Because television and its fans love it when characters come together for love or sex, I have wondered if the demonstrably straight Ray and the demonstrably straight Ani are supposed to find their way to each other’s arms. Ray’s clearly impressed by her, which in some shows is enough to set the ball rolling. But honestly, I don’t see it (and anyone familiar with my stance on shipping will appreciate how that is a big deal for me). I can see the thematic resonance of Ray’s interest in the pretty, but scarred, barmaid. Some man hurt her, but she’s still willing to be vulnerable to Ray. It’s him, mostly, who can’t see his way toward letting someone trust him.

Speaking of the plot not entirely keeping up with the story— Ray was a complete disaster last week, and this week, he’s decidedly back on the wagon; sober enough to make a few clever jokes, conflicted enough to see the doublespeak of Vinci P.D., rueful enough to flirt with the barmaid with the scarred face. The only difference is that he beat the shit out of someone and has a real case to investigate, but I had trouble figuring out if that’s actually why he’s sobered up or if it’s some as-yet-unexplained plot expediency. Ray gets the worst news he’s ever gotten from his ex-wife at the local mall (I appreciated the glimpse of JCPenney in the background, as a nod to the ruthlessly unromantic cornerstones of suburban life), but he doesn’t go on the expected bender.

To be fair, that’s because he seriously considers killing himself. It’s not entirely surprising, coming from the character; it is dark, though, to depict a man who veers much closer to being a functioning human being when he’s determined to end his own life before much longer. (I understand that’s a thing that can happen to people, and I’m not even sure if there’s anything wrong with it. But it’s charged subject matter, one that comes close to glorifying the act.) What I did appreciate is that Ray predicts his own death before it comes to him, wearing the head of a black bird. I don’t know enough ornithology to confirm if that’s a raven’s head or a crow’s, but both are harbingers of death.

Paul, Taylor Kitsch’s character, is still hanging out on the margins, unsure why he’s in the story. But he is gay; at least, that’s what the camera’s not-so-subtle framework is indicating (he calls a man who hits on him a slur, in a way that is trying way too hard to be macho, and then stares longingly out the window at a male prostitute). Perhaps that much-hyped event in the desert has something to do with his repression, but either way, I’m just waiting for this tortured masculinity to get it over with, already.

Similarly less compelling this week is Frank, who continues to be played remarkably well by Vince Vaughn, but doesn’t quite prove his worth in this episode. I suspect Frank is already the champion of the show for some fans—he’s got that heady combination of swagger, empathy and murderousness—but I’m waiting for his character to crack open a little more. Right now, with his perfect marriage and his (crooked) hero’s journey, his papier-mâché monologues are a little too unconsidered, a little too on-the-nose.

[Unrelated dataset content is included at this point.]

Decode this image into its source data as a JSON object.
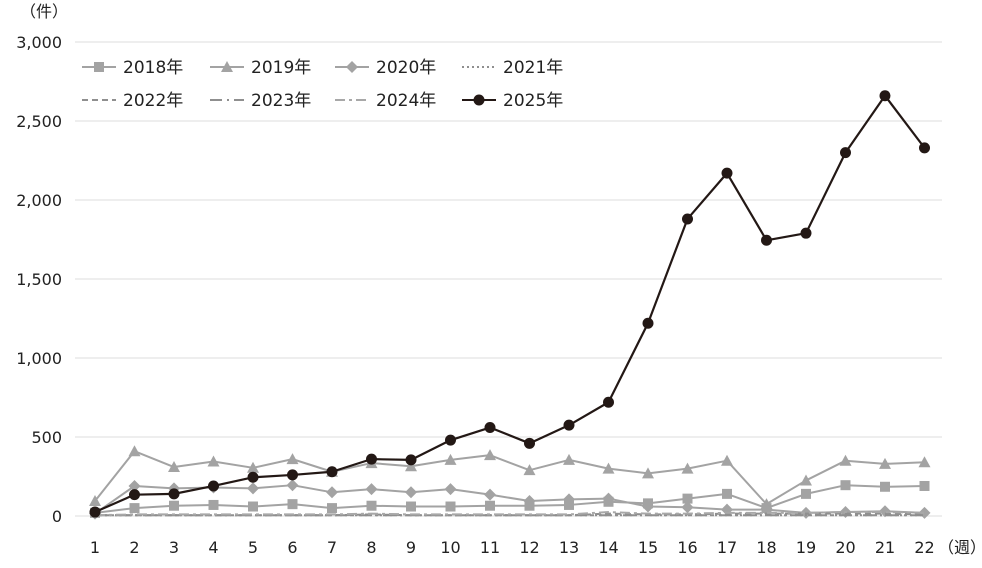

The pieces of the story are still sliding into place. I enjoyed existing in the world of “True Detective” in “Night Finds You,” especially as some of the larger themes of the season are bubbling to the surface. The players of “True Detective” are caught in the tangle of different (and very Californian) attempts at progress—rapacious capitalism, clueless idealism, indulgent hedonism, and when necessary, a fervent embrace of ignorance. I’m waiting to see how it gels, but for now, I like what it’s stirring up.

Note: Last week I hypothesized that Ani Bezzerides is Italian, based on her last name (and showrunner Nic Pizzolatto’s heritage). Thanks to a reader to pointing out my error—she’s likely based on A.I. Bezzerides, a screenwriter who died in 2007 at the age of 98. The surname is Greek. Pizzolatto, meanwhile, has denied the connection.